I see 3 pids: library, main and 'acct02_helper'. What 'acct02' process
terminated?
Jan Stancek Oct. 30, 2019, 1:03 p.m. UTC | #6
----- Original Message -----
> 
> 
> ----- Original Message -----
> > 
> > OK, on s390 where it's failing it actually catches "incomplete read":
> > 
> > tst_kconfig.c:62: INFO: Parsing kernel config '/proc/config.gz'
> > tst_test.c:1118: INFO: Timeout per run is 0h 05m 00s
> > tst_kconfig.c:62: INFO: Parsing kernel config '/proc/config.gz'
> > acct02.c:234: INFO: Verifying using 'struct acct_v3'
> > acct02.c:187: INFO: == entry 1 ==
> > acct02.c:147: INFO: ac_version != 3 (131)
> > acct02.c:187: INFO: == entry 2 ==
> > acct02.c:82: INFO: ac_comm != 'acct02_helper' ('acct02')
> > acct02.c:133: INFO: ac_exitcode != 32768 (0)
> > acct02.c:141: INFO: ac_ppid != 54783 (54781)
> > acct02.c:147: INFO: ac_version != 3 (131)
> > acct02.c:183: FAIL: incomplete read 0 bytes, expected 64
> 
> I'm seeing similar failure:
> 
> tst_kconfig.c:62: INFO: Parsing kernel config
> '/boot/config-3.10.0-1106.el7.cki.s390x'
> tst_test.c:1118: INFO: Timeout per run is 0h 05m 00s
> tst_kconfig.c:62: INFO: Parsing kernel config
> '/boot/config-3.10.0-1106.el7.cki.s390x'
> acct02.c:239: INFO: Verifying using 'struct acct_v3'
> acct02.c:192: INFO: == entry 1 ==
> acct02.c:88: INFO: ac_btime < 1572367954 (1572367953)

^^ This is 'acct02_helper', which seemingly started before 'start_time'.

ac_btime is calculated back from current time and elapsed time at fill_ac():

  ac->ac_btime = get_seconds() - elapsed;

s390s are slower, so my guess is another second ticks before btime gets calculated,
and it appears to have started later.

> acct02.c:192: INFO: == entry 2 ==
> acct02.c:82: INFO: ac_comm != 'acct02_helper' ('acct02')
> acct02.c:88: INFO: ac_btime < 1572367954 (1572367953)
> acct02.c:133: INFO: ac_exitcode != 32768 (0)
> acct02.c:141: INFO: ac_ppid != 25608 (25607)

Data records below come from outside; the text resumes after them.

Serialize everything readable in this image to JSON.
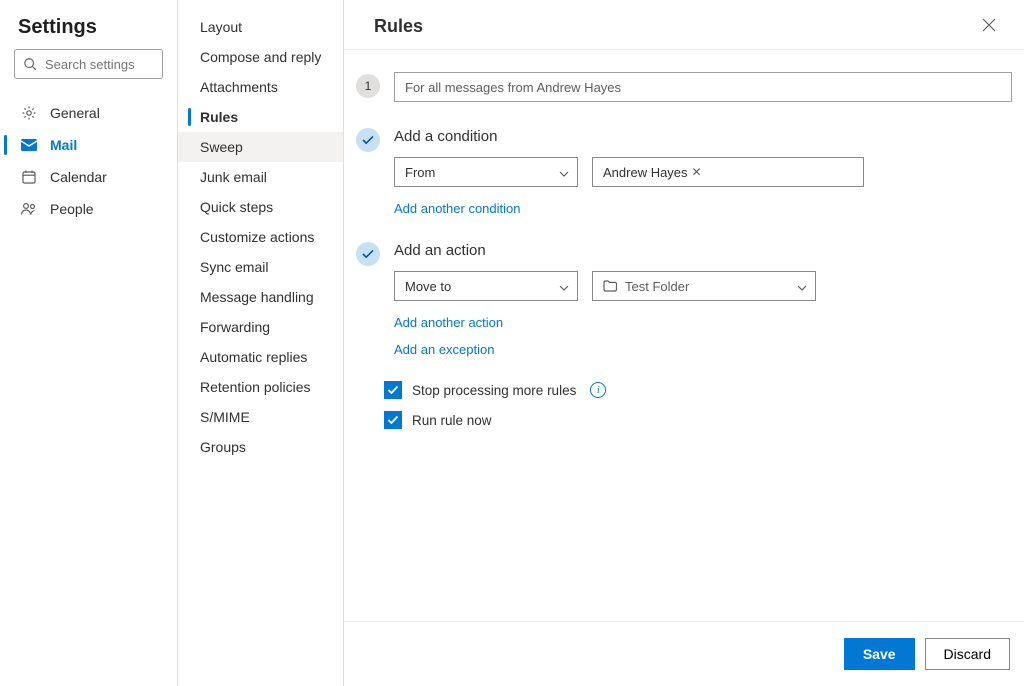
{
  "header": {
    "title": "Settings",
    "search_placeholder": "Search settings"
  },
  "primary_nav": [
    {
      "label": "General",
      "icon": "gear",
      "selected": false
    },
    {
      "label": "Mail",
      "icon": "mail",
      "selected": true
    },
    {
      "label": "Calendar",
      "icon": "calendar",
      "selected": false
    },
    {
      "label": "People",
      "icon": "people",
      "selected": false
    }
  ],
  "secondary_nav": [
    {
      "label": "Layout"
    },
    {
      "label": "Compose and reply"
    },
    {
      "label": "Attachments"
    },
    {
      "label": "Rules",
      "selected": true
    },
    {
      "label": "Sweep",
      "hover": true
    },
    {
      "label": "Junk email"
    },
    {
      "label": "Quick steps"
    },
    {
      "label": "Customize actions"
    },
    {
      "label": "Sync email"
    },
    {
      "label": "Message handling"
    },
    {
      "label": "Forwarding"
    },
    {
      "label": "Automatic replies"
    },
    {
      "label": "Retention policies"
    },
    {
      "label": "S/MIME"
    },
    {
      "label": "Groups"
    }
  ],
  "main": {
    "title": "Rules",
    "step1_number": "1",
    "rule_name": "For all messages from Andrew Hayes",
    "condition": {
      "title": "Add a condition",
      "field_label": "From",
      "chip": "Andrew Hayes",
      "add_more": "Add another condition"
    },
    "action": {
      "title": "Add an action",
      "field_label": "Move to",
      "folder": "Test Folder",
      "add_more": "Add another action",
      "add_exception": "Add an exception"
    },
    "checkboxes": {
      "stop_rules": "Stop processing more rules",
      "run_now": "Run rule now"
    },
    "footer": {
      "save": "Save",
      "discard": "Discard"
    }
  }
}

The 2nd record is filled at acct(NULL), even though process still runs:

[ 1156.025654] CPU: 0 PID: 11772 Comm: acct02_helper Tainted: G           OE  ------------   3.10.0-1106.el7.s390x #1
<>
[ 1156.027105]  [<00000000001dd630>] fill_ac+0x0/0x440
[ 1156.027108] ([<00000000001ddae8>] do_acct_process+0x78/0x1a0)
[ 1156.027110]  [<00000000001de3ae>] acct_process+0xf6/0x140
[ 1156.027112]  [<000000000014de32>] do_exit+0x752/0xa38
[ 1156.027116]  [<000000000014e216>] do_group_exit+0x66/0xf8
[ 1156.027118]  [<000000000014e2ea>] SyS_exit_group+0x42/0x48

[ 1157.033294] CPU: 1 PID: 11771 Comm: acct02 Tainted: G           OE  ------------   3.10.0-1106.el7.s390x #1
<>
[ 1157.033384]  [<00000000001dd630>] fill_ac+0x0/0x440
[ 1157.033386] ([<00000000001ddae8>] do_acct_process+0x78/0x1a0)
[ 1157.033389]  [<00000000001ddcda>] acct_pin_kill+0x52/0xa8
[ 1157.033391]  [<000000000034a83e>] pin_kill+0xb6/0x178
[ 1157.033395]  [<00000000001ddfe8>] SyS_acct+0x2b8/0x350
Petr Vorel Oct. 30, 2019, 2:46 p.m. UTC | #7
Hi Jan,

> > I'm seeing similar failure:

> > tst_kconfig.c:62: INFO: Parsing kernel config
> > '/boot/config-3.10.0-1106.el7.cki.s390x'
> > tst_test.c:1118: INFO: Timeout per run is 0h 05m 00s
> > tst_kconfig.c:62: INFO: Parsing kernel config
> > '/boot/config-3.10.0-1106.el7.cki.s390x'
> > acct02.c:239: INFO: Verifying using 'struct acct_v3'
> > acct02.c:192: INFO: == entry 1 ==
> > acct02.c:88: INFO: ac_btime < 1572367954 (1572367953)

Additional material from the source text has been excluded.